Originally released on the PC in 2009, Eufloria is a real-time strategy video game developed by Alex May and Rudolf Kremers, with Brian Grainger composing the soundtrack. I’m writing about it now because it was published on PSN earlier in the month by Omni Systems Limited. Eufloria’s visuals and soundtrack are minimalist and relaxing, contrasting the seemingly violent nature of the gameplay. I controlled seedlings and moved them from asteroid to asteroid conquering them and any enemies in my way. After a little research however (see: Wikipedia) I found out the game is based on a scientific theory of planting trees in space.
I played the demo for Eufloria and was immediately struck by the art design. All that was noticeable was a few round asteroids populated by small red flying seedlings and a tree or two. This was all set on fluorescent light bulb-like background, not space. The soundtrack gelled with the art design; it was sparse and calming with an occasional pickup in tempo and volume.
There were a handful of stages in the demo and I always began with at least one asteroid under my control already. My objective was to branch out and spread my seedlings far and wide. To get more seedlings I planted trees on the asteroids, which required ten seedlings, but these trees produced seedlings. These stages contained at most about ten asteroids so it wasn’t tough work, I’d just amass a large cadre of seedlings and move them around.
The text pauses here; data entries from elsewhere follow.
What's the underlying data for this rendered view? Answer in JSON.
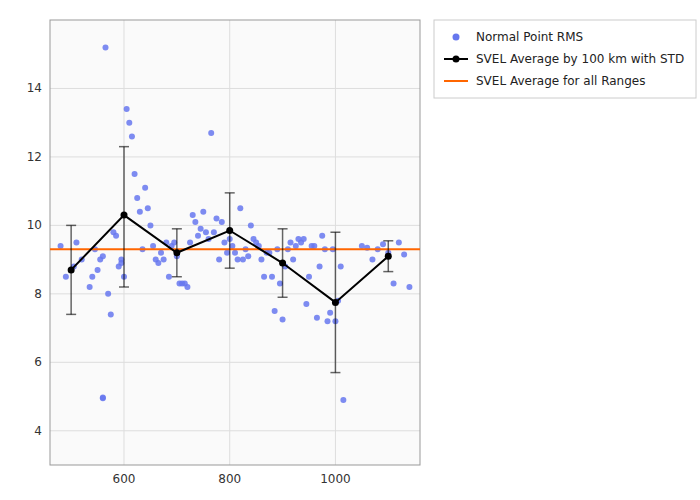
{
  "chart_data": {
    "type": "scatter",
    "series": [
      {
        "name": "Normal Point RMS",
        "type": "scatter",
        "marker": "circle",
        "color": "#6677ee",
        "x": [
          480,
          490,
          505,
          510,
          520,
          535,
          540,
          545,
          550,
          555,
          560,
          565,
          570,
          575,
          580,
          585,
          590,
          595,
          560,
          560,
          605,
          610,
          615,
          620,
          625,
          630,
          635,
          640,
          645,
          650,
          655,
          660,
          595,
          600,
          665,
          670,
          675,
          680,
          685,
          690,
          695,
          700,
          705,
          710,
          715,
          720,
          725,
          730,
          735,
          740,
          745,
          750,
          755,
          760,
          765,
          770,
          775,
          780,
          785,
          790,
          795,
          800,
          805,
          810,
          815,
          820,
          825,
          830,
          835,
          840,
          845,
          850,
          855,
          860,
          865,
          870,
          875,
          880,
          885,
          890,
          895,
          900,
          905,
          910,
          915,
          920,
          925,
          930,
          935,
          940,
          945,
          950,
          955,
          960,
          965,
          970,
          975,
          980,
          985,
          990,
          995,
          1000,
          1005,
          1010,
          1015,
          1050,
          1060,
          1070,
          1080,
          1090,
          1100,
          1110,
          1120,
          1130,
          1140
        ],
        "values": [
          9.4,
          8.5,
          8.8,
          9.5,
          9.0,
          8.2,
          8.5,
          9.3,
          8.7,
          9.0,
          9.1,
          15.2,
          8.0,
          7.4,
          9.8,
          9.7,
          8.8,
          8.9,
          4.95,
          4.97,
          13.4,
          13.0,
          12.6,
          11.5,
          10.8,
          10.4,
          9.3,
          11.1,
          10.5,
          10.0,
          9.4,
          9.0,
          9.0,
          8.5,
          8.9,
          9.2,
          9.0,
          9.5,
          8.5,
          9.4,
          9.5,
          9.1,
          8.3,
          8.3,
          8.3,
          8.2,
          9.5,
          10.3,
          10.1,
          9.7,
          9.9,
          10.4,
          9.8,
          9.6,
          12.7,
          9.8,
          10.2,
          9.0,
          10.1,
          9.5,
          9.2,
          9.6,
          9.4,
          9.2,
          9.0,
          10.5,
          9.0,
          9.3,
          9.1,
          10.0,
          9.6,
          9.5,
          9.4,
          9.0,
          8.5,
          9.2,
          9.2,
          8.5,
          7.5,
          9.3,
          8.3,
          7.25,
          8.8,
          9.3,
          9.5,
          9.0,
          9.4,
          9.6,
          9.5,
          9.6,
          7.7,
          8.5,
          9.4,
          9.4,
          7.3,
          8.8,
          9.7,
          9.3,
          7.2,
          7.45,
          9.3,
          7.2,
          7.8,
          8.8,
          4.9,
          9.4,
          9.35,
          9.0,
          9.3,
          9.45,
          9.2,
          8.3,
          9.5,
          9.15,
          8.2
        ]
      },
      {
        "name": "SVEL Average by 100 km with STD",
        "type": "line",
        "marker": "circle",
        "line_style": "solid",
        "color": "black",
        "x": [
          500,
          600,
          700,
          800,
          900,
          1000,
          1100
        ],
        "values": [
          8.7,
          10.3,
          9.2,
          9.85,
          8.9,
          7.75,
          9.1
        ],
        "err_low": [
          1.3,
          2.1,
          0.7,
          1.1,
          1.0,
          2.05,
          0.45
        ],
        "err_high": [
          1.3,
          2.0,
          0.7,
          1.1,
          1.0,
          2.05,
          0.45
        ]
      },
      {
        "name": "SVEL Average for all Ranges",
        "type": "hline",
        "line_style": "solid",
        "color": "#ff6600",
        "values": [
          9.3
        ]
      }
    ],
    "xlim": [
      460,
      1160
    ],
    "ylim": [
      3.0,
      16.0
    ],
    "xticks": [
      600,
      800,
      1000
    ],
    "yticks": [
      4,
      6,
      8,
      10,
      12,
      14
    ],
    "grid": true,
    "legend": "right"
  }
}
I did encounter enemies in the form of diseases. They looked just like my seedlings, only gray. They operated the same way so they had asteroids under their control to. To overcome my enemies I’d gather a large group of seedlings and overwhelm them by sheer number. This was a simple solution but it didn’t require much strategy. The final stage in the demo was tougher and led me to believe I wouldn’t always be able to win by numbers. Something I didn’t consider was the stats of each asteroid. They had unique strengths revolving around energy, strength, and speed.
It wasn’t hard to grasp what I needed to do in Eufloria so I was dismayed by how slowly the game moved, even with the speedup button enabled. Then again, I didn’t implement much strategy, opting to steamroll my enemies. That probably wouldn’t be a viable solution for the entirety of Eufloria, hopefully at least. I was impressed with the relaxed nature of the visuals and the soundtrack, and I enjoyed the simple strategy gameplay, but I’ve had my fill of Eufloria.